We must turn them into lists first:

Python
>>> list(range(1, 10)) + list(range(20, 30))
[1, 2, 3, 4, 5, 6, 7, 8, 9, 20, 21, 22, 23, 24, 25, 26, 27, 28, 29]

This confusion arises because, in the for construct, we can use a range without converting it to a list: for knows both how to iterate over a range and how to iterate over a list.

Summary

In this chapter we have introduced lists, our first compound data structure. We have manipulated lists by addition and deletion and slicing. We have iterated over lists, and tested items for membership. The range of interesting programs we can write has grown still further. In the next chapter, we will look at some more advanced list functionality.

Questions

Write a function first to return the first element of a list, and a function last to return the last element of the list. You may assume the list is non-empty.
Write a function to build a new list which is the reverse of a given list.
Write a function to print the minimum and maximum numbers in a list. You may assume the list is non-empty.
As well as start and stop positions, a slice may have a third part, the step (just like a step in a range).
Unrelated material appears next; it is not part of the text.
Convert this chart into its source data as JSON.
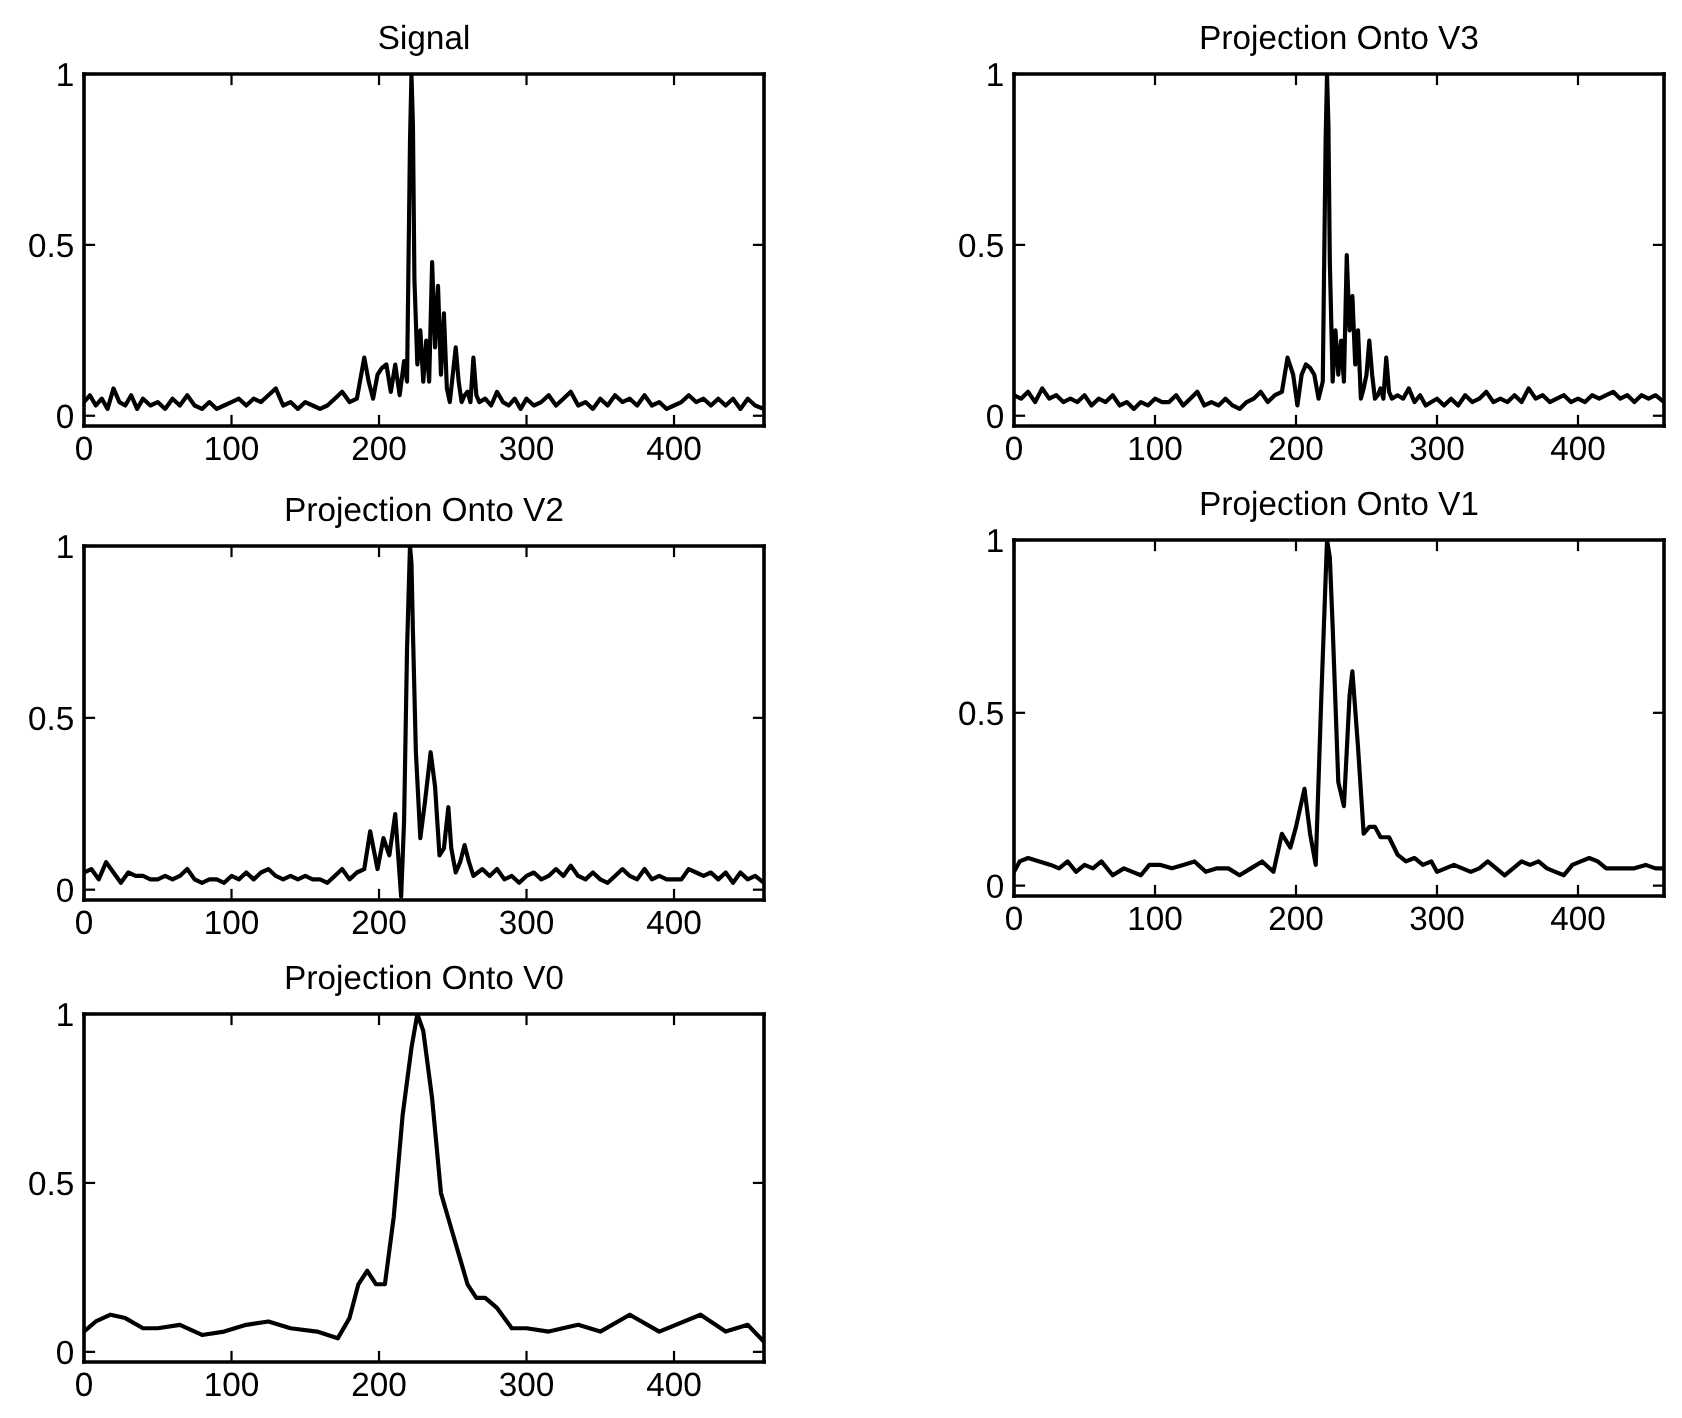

For example l[0:10:2]. Write a function evens to return a list containing the items at even positions 0, 2, … in the given list.
A negative step value in a slice selects the elements from end to beginning. Use this to make your reverse function simpler.
Write a function setify which takes a list, possibly containing duplicates, and builds a new list which represents a set with no duplicates. For example, setify([1, 2, 3, 2, 1]) might yield [1, 2, 3] or [1, 3, 2].
Write a function histogram to print out a table of frequencies of the elements in a list. You might use the setify function you have just written to help.
The membership tester in works on strings too. Use it to write a function which checks if three given words are all in a given sentence.
Write a function copy_list to copy a list in the same way as the copy method, but without using it.
Use your copy_list function to write a function which removes an item from a list in the manner of the remove method, but returns a new list.
A Caesar cipher is a crude method of making secret messages. The alphabet is ‘rotated’ by some amount (here, we started at Q instead of A):
```
ABCDEFGHIJKLMNOPQRSTUVWXYZ
QRSTUVWXYZABCDEFGHIJKLMNOP
```
Each letter in the lower row is the substitute for the letter in the upper row. For example, here is an encoded message:
```
DAHHK SKNHZ
```
Write a function to generate the rotated alphabet, for any given amount of rotation. Now write encoding and decoding functions for messages.
Use lists to improve your answer to the Morse code question from the previous chapter, by using them to hold the code and letter data – rather than using a big if construct as before.
Randomly generate a secret four digit code (see question 7 of the previous chapter). Have the user repeatedly guess it, telling them how many digits a) were correct and in the correct place; and (b) were correct but in the incorrect place. Repeat until the user gets the right answer.